I glance beneath my legs and my gut churns at the thought of a hideous free fall onto the gilded boulders. That 'little' voice is bellowing: "Do something! Pronto!" My breathing is frenzied while my arms, trashed from the previous 2,000ft., feel like titanium beef steaks. Pinching that little wafer, I suck my feet up so as to extend my arm and jam my hand in the bottoming crack above; the crack is too shallow, will accept only a third of my hand. I'm stuck, terrified, and my whole existence is focused down to a pinpoint which sears my everything like the torrid amber dot from a magnifying glass. Shamefully I understand the only blasphemy: to willfully jeopardize my own existence, which I've done, and this sickens me. I know that wasted seconds could ... then a flash, the world stops, or is it preservation instincts booting my brain into hyper gear? In the time it takes a hummingbird to wave its wings - once - I've realized my implacable desire to live, not die!; but my regrets cannot alter my situation: arms shot, legs wobbling, head ablaze. My fear has devoured itself, leaving me hollow and mortified. To concede, to quit would be easy. Another little voice calmly intones: "At least die trying ..." I agree and again punch my tremulous hand into the bottoming crack. If only I can execute this one crux move, I'll get an incut jug-hold, can rest on it before the final section. I'm afraid to eyeball my crimped hand, jokingly jammed in the shallow crack. It must hold my 190lbs, on an overhanging wall, and this seems ludicrous, impossible.
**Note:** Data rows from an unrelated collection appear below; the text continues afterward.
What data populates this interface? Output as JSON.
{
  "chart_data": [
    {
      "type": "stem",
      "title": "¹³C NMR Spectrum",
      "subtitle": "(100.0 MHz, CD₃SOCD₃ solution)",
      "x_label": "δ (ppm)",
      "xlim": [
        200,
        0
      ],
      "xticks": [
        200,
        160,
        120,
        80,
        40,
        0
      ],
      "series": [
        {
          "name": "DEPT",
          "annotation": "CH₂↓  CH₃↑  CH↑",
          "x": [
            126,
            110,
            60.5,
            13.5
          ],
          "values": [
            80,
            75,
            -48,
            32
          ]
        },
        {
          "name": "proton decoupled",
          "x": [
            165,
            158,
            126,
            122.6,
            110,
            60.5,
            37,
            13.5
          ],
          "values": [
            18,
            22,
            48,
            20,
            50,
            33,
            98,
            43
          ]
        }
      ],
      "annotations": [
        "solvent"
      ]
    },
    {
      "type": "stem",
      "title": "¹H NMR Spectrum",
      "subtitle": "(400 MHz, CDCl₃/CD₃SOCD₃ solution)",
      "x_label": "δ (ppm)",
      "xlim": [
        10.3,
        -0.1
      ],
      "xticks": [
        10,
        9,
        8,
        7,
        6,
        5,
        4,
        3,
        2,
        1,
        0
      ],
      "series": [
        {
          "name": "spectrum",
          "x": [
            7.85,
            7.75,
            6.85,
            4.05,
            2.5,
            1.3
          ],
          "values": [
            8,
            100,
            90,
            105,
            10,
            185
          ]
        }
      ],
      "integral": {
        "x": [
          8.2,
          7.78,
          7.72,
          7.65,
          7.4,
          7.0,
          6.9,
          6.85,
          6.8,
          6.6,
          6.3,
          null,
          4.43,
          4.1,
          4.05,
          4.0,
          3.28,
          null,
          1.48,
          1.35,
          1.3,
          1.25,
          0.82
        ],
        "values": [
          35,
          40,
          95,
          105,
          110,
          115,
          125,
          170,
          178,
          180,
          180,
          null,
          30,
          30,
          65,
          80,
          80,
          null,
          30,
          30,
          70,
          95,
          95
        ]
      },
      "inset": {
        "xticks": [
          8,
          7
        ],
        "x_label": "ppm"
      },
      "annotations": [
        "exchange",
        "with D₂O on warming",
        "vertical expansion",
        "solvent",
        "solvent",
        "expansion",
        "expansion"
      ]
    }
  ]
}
My body has jittered in this spot for millennium, but that hummingbird has moved but one centimeter. My jammed hand says "NO WAY!," but that other little voice adds "might as well try it." I pull up slowly - my left foot is still pasted to that sloping edge - and that big bucket hold is right there ... I almost have it," I do!," and simultaneously my right hand rips from the crack and my left foot flies off that rugosity; all my weight hangs from an enfeebled left arm. Adrenalin rockets me atop that Thank God hold when I press my chest to the wall, get that 190lbs over my feet and start quaking like no metaphor can depict.
That hummingbird is halfway to Rio before I consider pushing on. I would rather extract my wisdom teeth with vice grips. Dancing black orbs dot my vision when I finally claw over the summit. "Looked a little shaky," Bachar croons, flashing that candid, disarming snicker.
That night, I drove into town and got a bottle, and Sunday, while Bachar went for an El Capitan day (3,000ft.), I listlessly wandered through dark desert corridors, scouting for turtles, making garlands from wild flowers, relishing the skyscape, doing all those things a person does on borrowed time.